North Korea has stayed mum on the upcoming second summit between leader Kim Jong-un and U.S. President Donald Trump, despite Washington’s announcement of the meeting’s date and venue, raising speculation about the reason behind its continued silence.
Last week, during his State of the Union address, Trump announced that his second summit with Kim will be held in Vietnam on Feb. 27-28. Over the weekend, he tweeted that the meeting will take place in Hanoi.
North Korea’s state media have not reported on the summit, nor have they mentioned a trip by U.S. nuclear envoy Stephen Biegun last week to Pyongyang for fine-tuning of details for the forthcoming summit.
Experts say it is not unusual for state media of the reclusive nation not to report on such diplomatic events.

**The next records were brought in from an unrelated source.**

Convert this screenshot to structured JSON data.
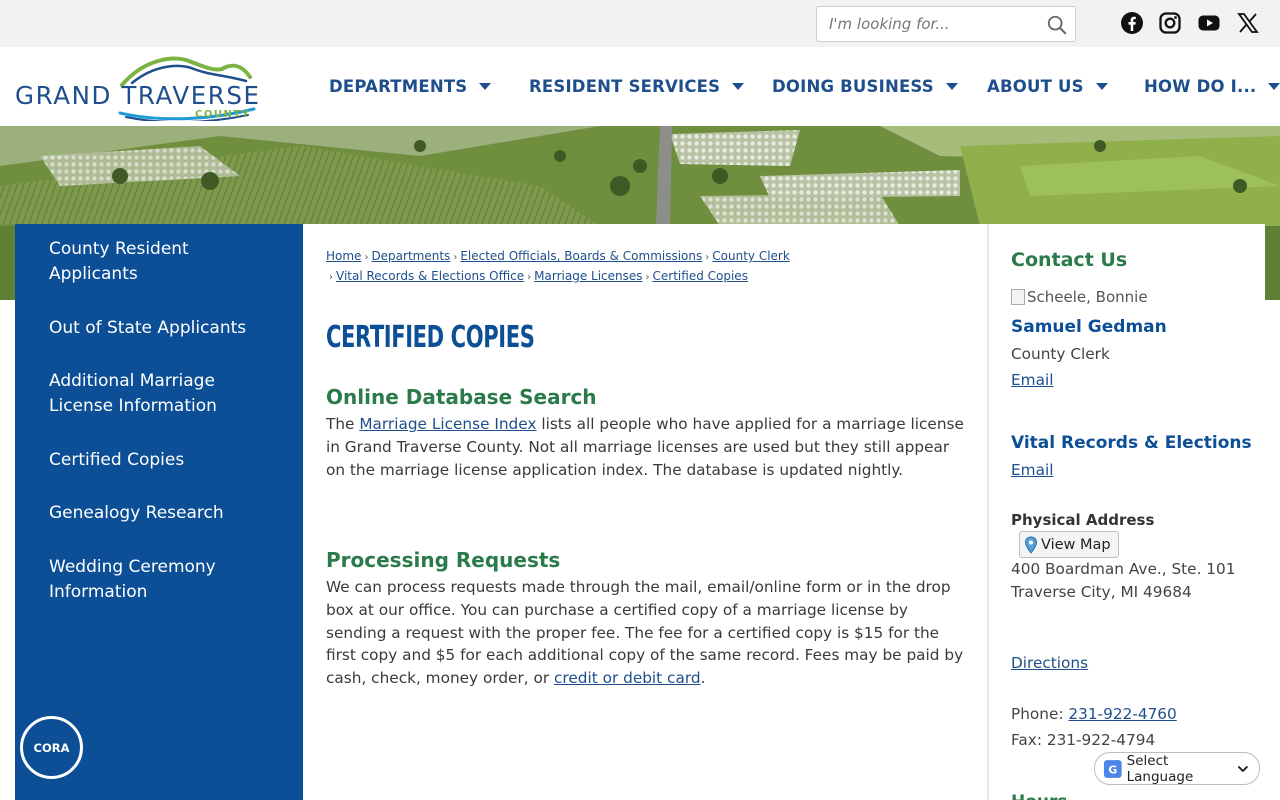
{
  "search": {
    "placeholder": "I'm looking for..."
  },
  "social": {
    "facebook_icon": "facebook-icon",
    "instagram_icon": "instagram-icon",
    "youtube_icon": "youtube-icon",
    "x_icon": "x-icon"
  },
  "logo": {
    "line1": "GRAND TRAVERSE",
    "line2": "COUNTY"
  },
  "nav": {
    "items": [
      {
        "label": "DEPARTMENTS"
      },
      {
        "label": "RESIDENT SERVICES"
      },
      {
        "label": "DOING BUSINESS"
      },
      {
        "label": "ABOUT US"
      },
      {
        "label": "HOW DO I..."
      }
    ]
  },
  "sidebar": {
    "items": [
      {
        "label": "County Resident Applicants"
      },
      {
        "label": "Out of State Applicants"
      },
      {
        "label": "Additional Marriage License Information"
      },
      {
        "label": "Certified Copies"
      },
      {
        "label": "Genealogy Research"
      },
      {
        "label": "Wedding Ceremony Information"
      }
    ],
    "cora_label": "CORA"
  },
  "breadcrumb": {
    "items": [
      "Home",
      "Departments",
      "Elected Officials, Boards & Commissions",
      "County Clerk",
      "Vital Records & Elections Office",
      "Marriage Licenses",
      "Certified Copies"
    ],
    "separator": "›"
  },
  "main": {
    "title": "CERTIFIED COPIES",
    "section1": {
      "heading": "Online Database Search",
      "prefix": "The ",
      "link": "Marriage License Index",
      "text": " lists all people who have applied for a marriage license in Grand Traverse County. Not all marriage licenses are used but they still appear on the marriage license application index. The database is updated nightly."
    },
    "section2": {
      "heading": "Processing Requests",
      "text": "We can process requests made through the mail, email/online form or in the drop box at our office.  You can purchase a certified copy of a marriage license by sending a request with the proper fee.  The fee for a certified copy is $15 for the first copy and $5 for each additional copy of the same record.  Fees may be paid by cash, check, money order, or ",
      "link": "credit or debit card",
      "suffix": "."
    }
  },
  "contact": {
    "heading": "Contact Us",
    "image_alt": "Scheele, Bonnie",
    "person_name": "Samuel Gedman",
    "person_title": "County Clerk",
    "email_label": "Email",
    "dept_name": "Vital Records & Elections",
    "dept_email_label": "Email",
    "address_heading": "Physical Address",
    "view_map_label": "View Map",
    "address_line1": "400 Boardman Ave., Ste. 101",
    "address_line2": "Traverse City, MI 49684",
    "directions_label": "Directions",
    "phone_label": "Phone: ",
    "phone": "231-922-4760",
    "fax": "Fax: 231-922-4794",
    "next_heading": "Hours"
  },
  "translate": {
    "label": "Select Language"
  },
  "colors": {
    "brand_blue": "#0d4f96",
    "nav_blue": "#1e4f8c",
    "heading_green": "#2a7a4a"
  }
}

Ahead of last year’s first summit between Trump and Kim, the North’s media mentioned the forthcoming event in stories about criticizing the U.S., not as a separate story about the event itself.

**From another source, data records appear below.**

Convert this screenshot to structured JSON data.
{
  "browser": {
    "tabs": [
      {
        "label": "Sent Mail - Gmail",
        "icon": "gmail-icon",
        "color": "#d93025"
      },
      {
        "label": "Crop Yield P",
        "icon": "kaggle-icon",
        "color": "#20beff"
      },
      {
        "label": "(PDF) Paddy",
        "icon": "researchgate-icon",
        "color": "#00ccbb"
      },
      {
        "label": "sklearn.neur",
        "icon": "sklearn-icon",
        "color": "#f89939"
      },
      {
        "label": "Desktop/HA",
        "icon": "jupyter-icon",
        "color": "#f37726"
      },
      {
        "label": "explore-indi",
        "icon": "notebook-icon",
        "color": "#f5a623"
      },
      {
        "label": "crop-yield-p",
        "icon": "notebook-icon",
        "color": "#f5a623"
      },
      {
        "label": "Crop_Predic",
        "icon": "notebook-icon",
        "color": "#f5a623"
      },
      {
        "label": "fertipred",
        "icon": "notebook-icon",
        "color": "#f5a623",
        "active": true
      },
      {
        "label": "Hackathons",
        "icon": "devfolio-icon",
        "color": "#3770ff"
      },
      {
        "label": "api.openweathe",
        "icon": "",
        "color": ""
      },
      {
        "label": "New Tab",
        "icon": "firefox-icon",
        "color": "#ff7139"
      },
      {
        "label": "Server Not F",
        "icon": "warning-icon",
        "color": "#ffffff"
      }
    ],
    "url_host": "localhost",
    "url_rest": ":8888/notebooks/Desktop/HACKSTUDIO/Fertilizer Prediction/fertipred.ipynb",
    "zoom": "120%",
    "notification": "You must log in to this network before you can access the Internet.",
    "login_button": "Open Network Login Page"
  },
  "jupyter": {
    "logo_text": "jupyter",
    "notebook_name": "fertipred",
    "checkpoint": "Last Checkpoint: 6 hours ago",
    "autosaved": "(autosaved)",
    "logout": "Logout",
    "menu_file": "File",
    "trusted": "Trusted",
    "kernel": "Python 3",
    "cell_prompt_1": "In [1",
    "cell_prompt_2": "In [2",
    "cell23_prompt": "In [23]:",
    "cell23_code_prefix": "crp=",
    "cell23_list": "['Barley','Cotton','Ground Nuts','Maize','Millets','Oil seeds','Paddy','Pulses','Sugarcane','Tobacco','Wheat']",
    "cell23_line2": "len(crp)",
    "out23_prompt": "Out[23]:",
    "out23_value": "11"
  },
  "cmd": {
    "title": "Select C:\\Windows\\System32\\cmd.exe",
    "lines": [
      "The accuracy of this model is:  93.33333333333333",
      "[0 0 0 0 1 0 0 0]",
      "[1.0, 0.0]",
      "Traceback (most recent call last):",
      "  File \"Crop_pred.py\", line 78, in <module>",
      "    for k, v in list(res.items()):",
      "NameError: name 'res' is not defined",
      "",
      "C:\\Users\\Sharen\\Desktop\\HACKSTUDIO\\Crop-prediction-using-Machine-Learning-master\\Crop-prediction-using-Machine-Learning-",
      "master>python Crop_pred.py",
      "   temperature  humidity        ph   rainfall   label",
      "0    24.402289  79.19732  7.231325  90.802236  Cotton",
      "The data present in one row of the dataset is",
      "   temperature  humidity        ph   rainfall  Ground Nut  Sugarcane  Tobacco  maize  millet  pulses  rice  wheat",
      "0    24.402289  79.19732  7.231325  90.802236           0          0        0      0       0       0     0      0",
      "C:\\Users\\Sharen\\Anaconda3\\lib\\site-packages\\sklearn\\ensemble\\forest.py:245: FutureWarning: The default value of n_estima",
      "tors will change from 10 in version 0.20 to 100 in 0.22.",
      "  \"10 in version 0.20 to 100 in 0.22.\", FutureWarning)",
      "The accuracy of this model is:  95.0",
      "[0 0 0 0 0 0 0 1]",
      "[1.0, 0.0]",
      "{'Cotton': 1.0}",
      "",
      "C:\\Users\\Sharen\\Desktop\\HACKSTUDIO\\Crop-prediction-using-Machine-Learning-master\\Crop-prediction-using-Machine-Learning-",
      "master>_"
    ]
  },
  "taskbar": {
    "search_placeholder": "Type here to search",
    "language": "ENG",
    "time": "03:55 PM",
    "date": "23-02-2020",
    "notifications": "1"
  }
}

Some experts see the current silence as a positive signal indicating that Pyongyang is currently focusing on the ongoing pre-summit preparatory talks, through which it appears to be making its stance sufficiently clear.
“North Korea has made clear its stance (on denuclearization) repeatedly and sufficiently before, including in leader Kim’s New Year’s Day speech. There seems to be no need to add anything to them (through media announcement),” Lim Eul-chul, a professor at the Institute for Far East Studies at Kyungnam University, said.
“If working-level talks do not go well, or their demands are not likely to go through, it could say something about the summit through the media. At least until now, the North appears to be indicating that its own stance and things are going on in a positive way,” he added.
Weeks before the first summit, held last June in Singapore, North Korea lambasted the U.S. for its unilateral demand for denuclearization, threatening to walk away from the planned first-ever meeting.
Trump subsequently cancelled the summit, only to take it back a day later, saying that “very productive talks” were underway between the two countries.
North Korea’s media have demanded the U.S. make good on its agreements reached during the Singapore summit at which Washington promised to provide security guarantees and “new relations” in exchange for complete denuclearization of the Korean Peninsula.
The second summit will likely be focused on concrete denuclearization steps North Korea could take and corresponding measures the U.S. could provide. Sanctions relief has been cited as possible major concession from Washington.
Returning from the Pyongyang trip, Biegun said that he had “productive” talks with the North Koreans but added that “some hard work” remains. He said that they will meet again.
Experts say North Korea is usually secretive about its leader’s summit schedules. Kim’s trip to China last month was not reported until after he had left for Beijing, though it was seen as an unprecedentedly fast disclosure.
They cautioned against attaching much meaning to Pyongyang’s current silence on the upcoming summit with the U.S., saying that the working-level talks are in their initial stage and that there is not much to be announced yet.
“The date and venue have been fixed and it is hard to believe that North Korea is holding back its announcement or reports on the summit due to any uncertainty,” Hong Min, a senior researcher at the Korea Institute for National Unification, said.
“The North did not mention the first summit in June last year in advance by devoting articles or stories solely on the event. Instead, it used a special occasion, such as Secretary of State Mike Pompeo’s trip to Pyongyang weeks before and his meeting with leader Kim, to report on the summit,” Hong added.
He noted that Biegun is not as highly ranked as Pompeo, nor did he meet leader Kim during his trip to Pyongyang last week, which warrants no media attention in the North. He said that North Korea might be trying to find a more appropriate opportunity and timing to report on the forthcoming summit.